Immagine di ragazzi che si addestrano nel kendo all'interno dell'articolo Fuori dall'Ombra - Il valore dell'arte marziale nel percorso di individuazione
Ragazzi che praticano kendō a scuola

Lo scopo fondamentale delle arti marziali è sconfiggere l'avversario. Questo vale per ogni sistema di combattimento, armato o non armato, nel tempo e nello spazio. Qual è dunque il valore educativo di imparare a combattere? Di apprendere tecniche che possono essere utilizzate per gettare a terra un avversario, lussare un'articolazione, rompere un osso, causare la perdita di coscienza e così via?

La risposta è: le parole esatte "possono essere utilizzate".

Possono, ma non lo saranno. Perché? Perché mentre si impara a fare queste cose, si impara anche a praticarle in modo da garantire la sicurezza del compagno di allenamento. Si imparano a conoscere le conseguenze di un loro uso incauto. Si diventa consapevoli di ciò che si può fare se si usa il corpo in un certo modo. In altre parole, ci si rende conto che con l'allenamento, nelle giuste condizioni, se si è veramente arrabbiati, se si è posseduti da sentimenti incontrollabili, si può fare del male a qualcuno.

La violenza è disapprovata nel nostro mondo. Allora perché il nostro mondo è così pieno di violenza? La risposta è: perché fingere che la violenza non esista non risolve il problema. E inoltre: perché dire che la violenza non è un bene non risolve il problema.

La ricerca indica che in media i maschi tendono a essere più aggressivi delle femmine e che l'aggressività maschile raggiunge il massimo intorno ai 15 anni, per poi diminuire fino a raggiungere livelli stabili intorno ai 27 anni. Tuttavia, se esiste un modo per affrontare l'aggressività a testa alta, per focalizzarla e metterla al servizio della propria crescita, ciò che potenzialmente potrebbe essere un problema diventa una vera e propria risorsa. 

 

Immagine di ragazze che si addestrano nel naginata all'interno dell'articolo Fuori dall'Ombra - Il valore dell'arte marziale nel percorso di individuazione
Ragazze che praticano naginata a scuola

Il motivo per cui le arti marziali focalizzano l'aggressività e la riorientano in una direzione benefica per la vostra crescita è che, in termini junghiani, praticare il combattimento corpo a corpo o armato porta ad affrontare e integrare l'Ombra. 

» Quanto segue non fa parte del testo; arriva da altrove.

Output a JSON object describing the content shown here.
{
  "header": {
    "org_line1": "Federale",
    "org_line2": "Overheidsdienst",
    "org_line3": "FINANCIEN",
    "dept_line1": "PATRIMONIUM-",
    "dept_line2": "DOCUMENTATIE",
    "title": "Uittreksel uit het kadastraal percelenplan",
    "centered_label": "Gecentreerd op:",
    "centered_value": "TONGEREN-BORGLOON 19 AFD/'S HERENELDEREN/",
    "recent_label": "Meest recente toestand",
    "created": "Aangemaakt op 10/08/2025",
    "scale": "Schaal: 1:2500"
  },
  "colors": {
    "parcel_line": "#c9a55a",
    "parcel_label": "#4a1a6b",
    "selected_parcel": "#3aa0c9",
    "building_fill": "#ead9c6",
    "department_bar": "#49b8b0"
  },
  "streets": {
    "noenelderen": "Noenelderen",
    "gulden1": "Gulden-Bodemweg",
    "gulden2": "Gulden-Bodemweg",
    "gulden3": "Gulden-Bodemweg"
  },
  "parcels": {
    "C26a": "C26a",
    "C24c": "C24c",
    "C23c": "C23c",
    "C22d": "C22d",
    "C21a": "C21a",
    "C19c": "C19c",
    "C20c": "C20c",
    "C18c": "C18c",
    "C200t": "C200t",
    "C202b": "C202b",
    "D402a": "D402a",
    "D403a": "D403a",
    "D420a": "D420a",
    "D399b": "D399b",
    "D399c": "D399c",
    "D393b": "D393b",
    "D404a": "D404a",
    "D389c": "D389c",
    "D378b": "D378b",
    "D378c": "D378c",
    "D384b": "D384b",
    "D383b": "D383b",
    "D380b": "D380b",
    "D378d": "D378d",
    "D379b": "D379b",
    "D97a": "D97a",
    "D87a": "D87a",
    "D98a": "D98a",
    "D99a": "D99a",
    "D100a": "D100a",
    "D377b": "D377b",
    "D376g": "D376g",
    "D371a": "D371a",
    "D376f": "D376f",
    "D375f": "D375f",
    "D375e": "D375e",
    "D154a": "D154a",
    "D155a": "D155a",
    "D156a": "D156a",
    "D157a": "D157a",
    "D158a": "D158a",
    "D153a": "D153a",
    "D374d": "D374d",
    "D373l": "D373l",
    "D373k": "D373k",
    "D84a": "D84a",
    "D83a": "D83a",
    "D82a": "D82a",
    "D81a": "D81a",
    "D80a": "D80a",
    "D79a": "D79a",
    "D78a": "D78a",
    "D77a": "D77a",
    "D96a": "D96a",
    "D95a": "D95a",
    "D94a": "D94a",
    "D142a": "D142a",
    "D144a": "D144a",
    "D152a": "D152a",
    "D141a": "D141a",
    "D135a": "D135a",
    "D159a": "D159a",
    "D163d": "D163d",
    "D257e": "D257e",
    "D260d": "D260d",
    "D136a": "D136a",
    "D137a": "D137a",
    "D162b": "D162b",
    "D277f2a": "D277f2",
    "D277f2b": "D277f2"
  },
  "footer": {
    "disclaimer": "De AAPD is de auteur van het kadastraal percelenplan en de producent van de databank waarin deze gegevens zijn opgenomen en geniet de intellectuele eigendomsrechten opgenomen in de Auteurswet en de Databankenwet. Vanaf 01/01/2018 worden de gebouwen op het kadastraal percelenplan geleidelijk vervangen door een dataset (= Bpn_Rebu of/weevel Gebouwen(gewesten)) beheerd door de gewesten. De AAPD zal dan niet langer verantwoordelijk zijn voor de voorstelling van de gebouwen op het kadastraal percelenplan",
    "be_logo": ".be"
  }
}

Jung riteneva che l'incontro con la propria Ombra, la parte inconscia che di solito cerchiamo di evitare, perché è lì che risiedono gli aspetti oscuri della natura umana, fosse una tappa essenziale nello sviluppo dell'individuo. Portare l'Ombra "fuori dall'ombra", per così dire, e integrarla all'interno di sé è la chiave del processo di individuazione, che egli definì come il processo per diventare un essere umano pienamente sviluppato. Le arti marziali offrono l'opportunità di incontrare l'Ombra in un ambiente controllato e di integrarla gradualmente, diventando consapevoli del proprio potenziale di eccesso e violenza e, allo stesso tempo, della propria capacità di scegliere di non commettere eccessi e violenze.  

Immagine di ragazzi che si addestrano nel kendo all'interno dell'articolo Fuori dall'Ombra - Il valore dell'arte marziale nel percorso di individuazione
Educazione fisica a scuola: kendō

 

Spero sinceramente che la pratica delle arti marziali diventi sotto la guida di maestri e maestre capaci e virtuosi diventi una vista familiare, specialmente nelle scuole, e in particolare nelle scuole elementari e medie. Così come il Maestro Kanō, insieme a tanti altri, era riuscito ad ottenere per il Kōdōkan jūdō. A questo fine aveva sviluppato il Seiryoku zen'yō kokumin no kata,  oggi curiosamente assente dalla pratica del Kōdōkan jūdō sia in Italia che all'estero.

È forse giunta l'ora di riprendere in mano e attuare il pensiero del Maestro.